Design for Touch, Not Mouse Emulation

As we now see, my PM friend was making a common mistake: he started by designing for the mouse. In order to be successful, designers of systems for multi-touch applications should start by applying rules about touch, and assigning state changes to those events that are easily generated using a touch system.

States and transitions in a touch system include the contact state information I have shown above. In a multi-touch system, we can start to think about combining the state and location of multiple contacts, and mapping events onto those. These are most commonly referred to as gestures – we’ll talk more about them in a future blog post.
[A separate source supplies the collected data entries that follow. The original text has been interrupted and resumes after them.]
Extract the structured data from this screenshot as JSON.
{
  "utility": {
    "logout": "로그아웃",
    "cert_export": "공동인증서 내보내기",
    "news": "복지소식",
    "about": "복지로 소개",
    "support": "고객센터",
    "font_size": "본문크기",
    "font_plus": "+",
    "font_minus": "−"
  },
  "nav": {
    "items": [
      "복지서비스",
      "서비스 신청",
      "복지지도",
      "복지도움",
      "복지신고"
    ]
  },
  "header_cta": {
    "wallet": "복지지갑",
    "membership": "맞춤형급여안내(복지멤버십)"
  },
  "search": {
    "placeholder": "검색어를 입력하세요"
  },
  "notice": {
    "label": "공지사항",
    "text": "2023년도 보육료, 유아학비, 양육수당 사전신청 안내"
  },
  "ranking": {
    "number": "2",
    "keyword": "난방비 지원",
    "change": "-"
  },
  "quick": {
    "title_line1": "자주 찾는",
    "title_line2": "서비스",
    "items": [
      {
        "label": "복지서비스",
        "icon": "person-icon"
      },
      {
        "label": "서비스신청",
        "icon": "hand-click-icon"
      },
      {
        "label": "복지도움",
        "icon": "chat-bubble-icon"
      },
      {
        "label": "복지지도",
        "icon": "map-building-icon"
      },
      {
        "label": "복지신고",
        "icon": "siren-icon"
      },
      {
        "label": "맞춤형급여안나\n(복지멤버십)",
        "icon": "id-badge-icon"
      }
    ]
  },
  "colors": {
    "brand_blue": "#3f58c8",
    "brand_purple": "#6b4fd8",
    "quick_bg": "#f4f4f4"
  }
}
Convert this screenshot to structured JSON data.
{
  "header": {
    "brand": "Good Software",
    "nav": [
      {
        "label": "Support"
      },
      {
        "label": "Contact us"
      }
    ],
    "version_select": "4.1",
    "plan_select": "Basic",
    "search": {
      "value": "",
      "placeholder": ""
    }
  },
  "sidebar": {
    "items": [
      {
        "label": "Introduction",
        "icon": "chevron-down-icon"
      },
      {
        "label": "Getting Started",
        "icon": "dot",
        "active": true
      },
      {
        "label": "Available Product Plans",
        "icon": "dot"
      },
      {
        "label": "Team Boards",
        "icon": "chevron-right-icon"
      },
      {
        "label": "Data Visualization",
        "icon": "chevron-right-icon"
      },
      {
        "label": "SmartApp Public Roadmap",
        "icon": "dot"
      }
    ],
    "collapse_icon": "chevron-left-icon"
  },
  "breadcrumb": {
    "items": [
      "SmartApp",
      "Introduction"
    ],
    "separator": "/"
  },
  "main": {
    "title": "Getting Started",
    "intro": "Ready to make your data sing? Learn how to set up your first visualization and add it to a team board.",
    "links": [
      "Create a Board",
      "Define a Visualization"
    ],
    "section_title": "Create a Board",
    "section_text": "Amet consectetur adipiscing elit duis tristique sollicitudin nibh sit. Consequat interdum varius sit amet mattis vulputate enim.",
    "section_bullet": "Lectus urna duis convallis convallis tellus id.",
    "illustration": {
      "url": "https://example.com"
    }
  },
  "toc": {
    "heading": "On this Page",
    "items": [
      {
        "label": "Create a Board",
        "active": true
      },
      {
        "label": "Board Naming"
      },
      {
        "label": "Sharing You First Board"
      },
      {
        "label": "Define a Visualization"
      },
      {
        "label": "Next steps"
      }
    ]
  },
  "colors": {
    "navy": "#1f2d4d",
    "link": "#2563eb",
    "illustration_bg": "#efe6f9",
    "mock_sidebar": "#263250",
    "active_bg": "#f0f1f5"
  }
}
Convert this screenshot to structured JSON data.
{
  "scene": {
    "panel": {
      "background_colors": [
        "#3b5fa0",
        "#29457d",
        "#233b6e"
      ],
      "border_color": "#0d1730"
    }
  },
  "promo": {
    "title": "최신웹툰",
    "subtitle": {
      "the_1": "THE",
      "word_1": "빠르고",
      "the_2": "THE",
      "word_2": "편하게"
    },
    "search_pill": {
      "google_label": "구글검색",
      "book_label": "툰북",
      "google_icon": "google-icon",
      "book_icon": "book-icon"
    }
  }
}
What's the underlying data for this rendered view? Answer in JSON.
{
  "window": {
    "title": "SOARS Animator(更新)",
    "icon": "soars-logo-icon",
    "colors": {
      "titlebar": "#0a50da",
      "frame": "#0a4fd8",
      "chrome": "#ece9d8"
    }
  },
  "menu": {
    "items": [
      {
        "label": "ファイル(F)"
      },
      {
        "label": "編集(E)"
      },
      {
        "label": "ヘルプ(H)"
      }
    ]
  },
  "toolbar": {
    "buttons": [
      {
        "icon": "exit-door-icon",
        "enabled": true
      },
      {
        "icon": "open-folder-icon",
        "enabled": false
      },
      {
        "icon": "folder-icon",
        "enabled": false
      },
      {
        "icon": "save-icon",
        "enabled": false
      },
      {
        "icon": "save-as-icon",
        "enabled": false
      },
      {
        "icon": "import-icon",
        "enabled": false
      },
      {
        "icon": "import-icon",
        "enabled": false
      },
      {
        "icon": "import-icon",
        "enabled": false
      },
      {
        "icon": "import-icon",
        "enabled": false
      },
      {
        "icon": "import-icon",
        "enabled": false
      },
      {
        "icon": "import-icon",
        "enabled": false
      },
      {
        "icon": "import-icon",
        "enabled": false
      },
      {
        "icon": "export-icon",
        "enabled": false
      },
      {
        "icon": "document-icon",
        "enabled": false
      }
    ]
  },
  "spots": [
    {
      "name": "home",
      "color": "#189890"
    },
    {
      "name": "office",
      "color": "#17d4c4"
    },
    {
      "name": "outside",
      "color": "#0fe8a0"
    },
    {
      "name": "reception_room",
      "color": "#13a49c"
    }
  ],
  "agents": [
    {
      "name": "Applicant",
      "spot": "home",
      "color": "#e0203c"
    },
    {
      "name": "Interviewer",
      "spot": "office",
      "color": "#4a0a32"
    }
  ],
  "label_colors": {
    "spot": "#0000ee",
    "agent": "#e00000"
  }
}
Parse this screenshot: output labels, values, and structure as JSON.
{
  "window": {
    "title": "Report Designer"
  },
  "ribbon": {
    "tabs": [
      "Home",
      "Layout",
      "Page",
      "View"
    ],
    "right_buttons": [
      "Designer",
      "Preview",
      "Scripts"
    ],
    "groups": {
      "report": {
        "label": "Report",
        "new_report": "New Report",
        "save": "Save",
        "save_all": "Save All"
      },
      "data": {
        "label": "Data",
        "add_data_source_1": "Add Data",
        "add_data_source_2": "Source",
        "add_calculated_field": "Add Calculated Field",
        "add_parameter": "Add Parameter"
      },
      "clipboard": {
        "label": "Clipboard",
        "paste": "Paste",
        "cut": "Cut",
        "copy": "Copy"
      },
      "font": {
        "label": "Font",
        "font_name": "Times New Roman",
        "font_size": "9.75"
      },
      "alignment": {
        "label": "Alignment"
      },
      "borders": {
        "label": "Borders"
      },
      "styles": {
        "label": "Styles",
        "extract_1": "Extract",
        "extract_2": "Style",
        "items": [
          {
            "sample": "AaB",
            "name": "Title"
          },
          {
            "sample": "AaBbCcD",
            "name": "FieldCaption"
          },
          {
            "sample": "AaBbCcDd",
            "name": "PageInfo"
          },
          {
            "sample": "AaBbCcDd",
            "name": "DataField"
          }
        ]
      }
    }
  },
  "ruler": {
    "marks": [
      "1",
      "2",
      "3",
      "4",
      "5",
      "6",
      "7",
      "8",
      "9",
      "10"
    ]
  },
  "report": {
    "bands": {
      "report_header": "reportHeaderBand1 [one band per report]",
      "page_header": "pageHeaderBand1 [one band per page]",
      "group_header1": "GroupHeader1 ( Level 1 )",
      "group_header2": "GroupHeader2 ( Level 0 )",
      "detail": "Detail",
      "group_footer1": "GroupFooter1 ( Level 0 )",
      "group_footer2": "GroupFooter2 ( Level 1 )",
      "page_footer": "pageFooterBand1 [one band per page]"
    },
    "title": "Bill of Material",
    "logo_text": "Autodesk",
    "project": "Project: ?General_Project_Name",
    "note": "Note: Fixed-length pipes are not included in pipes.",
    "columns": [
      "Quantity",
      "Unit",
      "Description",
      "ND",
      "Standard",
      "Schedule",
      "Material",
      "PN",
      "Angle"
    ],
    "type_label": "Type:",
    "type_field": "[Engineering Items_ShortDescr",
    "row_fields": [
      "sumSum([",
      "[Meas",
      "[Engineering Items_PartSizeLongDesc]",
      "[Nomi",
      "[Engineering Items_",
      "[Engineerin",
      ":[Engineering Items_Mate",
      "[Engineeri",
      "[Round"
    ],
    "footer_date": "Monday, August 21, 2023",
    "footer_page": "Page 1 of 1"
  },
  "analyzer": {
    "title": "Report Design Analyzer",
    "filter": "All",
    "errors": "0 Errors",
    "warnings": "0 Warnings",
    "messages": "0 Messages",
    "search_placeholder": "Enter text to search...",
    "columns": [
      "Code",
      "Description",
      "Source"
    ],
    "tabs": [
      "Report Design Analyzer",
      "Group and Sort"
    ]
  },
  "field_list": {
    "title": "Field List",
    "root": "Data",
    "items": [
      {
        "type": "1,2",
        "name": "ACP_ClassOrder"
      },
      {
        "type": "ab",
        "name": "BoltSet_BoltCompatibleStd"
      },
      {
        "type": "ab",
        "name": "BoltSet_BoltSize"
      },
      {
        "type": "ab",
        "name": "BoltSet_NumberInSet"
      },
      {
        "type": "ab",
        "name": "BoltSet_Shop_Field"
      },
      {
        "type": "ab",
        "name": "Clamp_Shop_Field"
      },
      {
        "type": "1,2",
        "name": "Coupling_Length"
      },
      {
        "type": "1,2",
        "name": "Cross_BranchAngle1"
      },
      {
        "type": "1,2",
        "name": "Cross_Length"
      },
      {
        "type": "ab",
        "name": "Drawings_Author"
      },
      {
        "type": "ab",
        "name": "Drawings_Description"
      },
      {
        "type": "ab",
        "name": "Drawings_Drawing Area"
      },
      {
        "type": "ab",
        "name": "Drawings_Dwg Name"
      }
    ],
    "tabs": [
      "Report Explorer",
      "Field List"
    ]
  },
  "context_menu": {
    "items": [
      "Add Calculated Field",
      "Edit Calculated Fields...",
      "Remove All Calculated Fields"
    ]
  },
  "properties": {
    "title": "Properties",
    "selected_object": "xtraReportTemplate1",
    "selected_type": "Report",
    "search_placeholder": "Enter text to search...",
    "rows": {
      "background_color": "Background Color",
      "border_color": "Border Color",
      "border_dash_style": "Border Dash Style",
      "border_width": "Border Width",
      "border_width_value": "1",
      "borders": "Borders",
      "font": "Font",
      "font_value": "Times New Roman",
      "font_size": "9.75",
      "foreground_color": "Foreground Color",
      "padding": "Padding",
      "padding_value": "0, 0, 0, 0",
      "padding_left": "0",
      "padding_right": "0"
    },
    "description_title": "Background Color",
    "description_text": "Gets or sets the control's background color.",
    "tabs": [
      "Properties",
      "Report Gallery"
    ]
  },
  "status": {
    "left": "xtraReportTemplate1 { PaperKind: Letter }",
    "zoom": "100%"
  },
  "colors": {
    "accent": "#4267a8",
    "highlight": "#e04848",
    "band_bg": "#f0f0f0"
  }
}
For now, remember the lessons of this post:

1. a. Re-train your brain (and the brains of those around you) to work right with touch systems. It’s a 2-state system, not a 3-state one.
2. b. Mouse emulation is a necessary evil of touch, but definitely not the basis for a good touch experience. Design for touch first!

Our Team’s Work

The Surface team is tackling this in two ways: first, we’re designing a mouse emulation scheme that will take full advantage of our hardware (the Win 7 effort, while yielding great results, is based on more limited hardware). Second, we are developing an all-new set of ‘interaction primitives’, which are driven by touch input. This means the end of ‘mouse down’, ‘mouse over’, etc. They will be replaced with a set of postures, gestures, and manipulations designed entirely for touch, and mapped onto events that applications can respond to.

The first example of this is our ‘manipulation processor’, which maps points of contact onto 2-dimensional spatial manipulation of objects. This processor has since been rolled out into Win 7, windows mobile, and soon into both .NET and WPF. Look for many more such contributions to NUI from our team moving forward.